Seasonal Weather Impact On Your Car Battery
Checking the condition of your tires, brakes and windscreen wipers is standard practice for keeping your car on the road all year long. But battery maintenance can often be overlooked, and this can cause issues down the track.
Extreme temperatures can put excessive strain on your battery, which is already working to power over 150 electrical accessories. Whether you are driving to the snow in winter or heading on a road trip during the warmer months, the last thing you want is to get stranded.
How is your battery impacted by warmer weather?
The optimal temperature for a car battery is around 20°C, but during the summertime temperatures can soar to double this in some areas. Extreme temperatures can cause an increase in the battery’s internal chemistry and increased self-discharge, which speeds up the aging process.
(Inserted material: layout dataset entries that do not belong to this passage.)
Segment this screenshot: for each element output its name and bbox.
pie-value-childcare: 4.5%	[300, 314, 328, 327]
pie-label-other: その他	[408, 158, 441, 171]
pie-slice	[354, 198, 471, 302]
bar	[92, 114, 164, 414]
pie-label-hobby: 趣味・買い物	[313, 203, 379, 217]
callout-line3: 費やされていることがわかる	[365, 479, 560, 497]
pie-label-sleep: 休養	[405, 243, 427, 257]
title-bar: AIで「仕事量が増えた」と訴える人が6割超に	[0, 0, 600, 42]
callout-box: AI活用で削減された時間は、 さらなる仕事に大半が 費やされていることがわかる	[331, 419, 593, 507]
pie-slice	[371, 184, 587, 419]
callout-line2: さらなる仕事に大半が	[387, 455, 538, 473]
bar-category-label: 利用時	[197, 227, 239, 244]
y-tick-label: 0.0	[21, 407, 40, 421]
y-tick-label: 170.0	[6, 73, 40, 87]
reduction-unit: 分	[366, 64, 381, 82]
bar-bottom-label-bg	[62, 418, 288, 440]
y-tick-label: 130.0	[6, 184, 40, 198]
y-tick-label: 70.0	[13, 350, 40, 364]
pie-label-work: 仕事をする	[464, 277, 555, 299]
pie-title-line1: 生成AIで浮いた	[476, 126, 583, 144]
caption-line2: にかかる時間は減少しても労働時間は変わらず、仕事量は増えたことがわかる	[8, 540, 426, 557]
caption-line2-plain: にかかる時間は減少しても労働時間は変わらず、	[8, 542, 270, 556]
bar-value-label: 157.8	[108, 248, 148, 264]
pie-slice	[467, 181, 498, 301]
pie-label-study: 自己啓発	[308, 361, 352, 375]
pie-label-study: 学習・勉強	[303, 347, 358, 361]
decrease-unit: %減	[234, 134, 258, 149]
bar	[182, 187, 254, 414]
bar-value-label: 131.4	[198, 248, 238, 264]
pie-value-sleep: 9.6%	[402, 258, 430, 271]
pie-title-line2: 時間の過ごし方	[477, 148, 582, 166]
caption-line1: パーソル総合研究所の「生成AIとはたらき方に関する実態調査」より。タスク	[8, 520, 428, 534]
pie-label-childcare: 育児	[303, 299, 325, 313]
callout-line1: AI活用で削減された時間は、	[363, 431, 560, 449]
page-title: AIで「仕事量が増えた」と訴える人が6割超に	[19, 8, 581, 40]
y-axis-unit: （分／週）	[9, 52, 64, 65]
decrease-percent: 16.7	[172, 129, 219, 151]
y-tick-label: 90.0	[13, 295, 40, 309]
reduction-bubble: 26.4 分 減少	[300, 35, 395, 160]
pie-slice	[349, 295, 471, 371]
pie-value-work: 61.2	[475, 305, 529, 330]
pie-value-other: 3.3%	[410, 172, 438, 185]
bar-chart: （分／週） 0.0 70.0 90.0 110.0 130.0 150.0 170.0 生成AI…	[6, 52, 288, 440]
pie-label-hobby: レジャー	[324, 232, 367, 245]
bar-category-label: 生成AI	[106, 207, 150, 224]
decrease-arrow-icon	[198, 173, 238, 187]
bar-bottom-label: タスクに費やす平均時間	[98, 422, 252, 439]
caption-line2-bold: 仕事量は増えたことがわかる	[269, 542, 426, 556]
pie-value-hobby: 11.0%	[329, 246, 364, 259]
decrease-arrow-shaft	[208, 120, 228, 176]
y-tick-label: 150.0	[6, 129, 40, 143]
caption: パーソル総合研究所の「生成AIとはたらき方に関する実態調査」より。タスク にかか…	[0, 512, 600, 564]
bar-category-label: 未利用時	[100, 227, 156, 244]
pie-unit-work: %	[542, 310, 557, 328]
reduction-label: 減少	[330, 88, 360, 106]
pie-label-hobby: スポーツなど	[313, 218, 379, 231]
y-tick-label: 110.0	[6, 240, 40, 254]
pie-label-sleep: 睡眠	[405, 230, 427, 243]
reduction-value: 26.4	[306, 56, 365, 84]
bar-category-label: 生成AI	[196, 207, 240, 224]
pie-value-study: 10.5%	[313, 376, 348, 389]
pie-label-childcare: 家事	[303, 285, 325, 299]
This doesn’t necessarily mean the battery will fail right away, but the battery could be impacted by the heat. Avoiding these problems from progressing and leaving you stuck out in the cold means checking your battery year-round.
What happens to your battery in winter?
During the colder months, low temperatures cause the chemistry inside a battery to slow down, and it needs to work harder to get going. The need for a high level of power to heat your car, defrost your windows, use headlights in compromised road conditions and more can put more pressure on the battery as well.
Colder weather also makes the oil in your engine thicker. The consequence of this is that, again, your battery must supply more power to start the car than when it’s operating within optimal temperatures.
Preventative maintenance to keep your car battery performing well year-round
The best way to avoid the inconvenience of a breakdown – regardless of the time of year – is through periodically checking your battery and providing preventative maintenance as required.
It’s possible to reduce the likelihood of car battery failure in extreme temperatures by:
- Keeping your car under cover so it isn’t as exposed to severe weather;
- Turning headlights and other accessories off when the vehicle isn’t in use, to avoid unnecessary drain on the battery;
- Paying attention to early warning signs, such as a slow cranking engine;
- Periodically checking your State of Charge (S.O.C.) indicator. If it appears black, your battery will need to be immediately recharged;
- Checking the voltage of your battery every three months and making sure the Open Circuit Voltage (OCV) doesn’t drop below 12.5V. If it does, your battery will need to be recharged.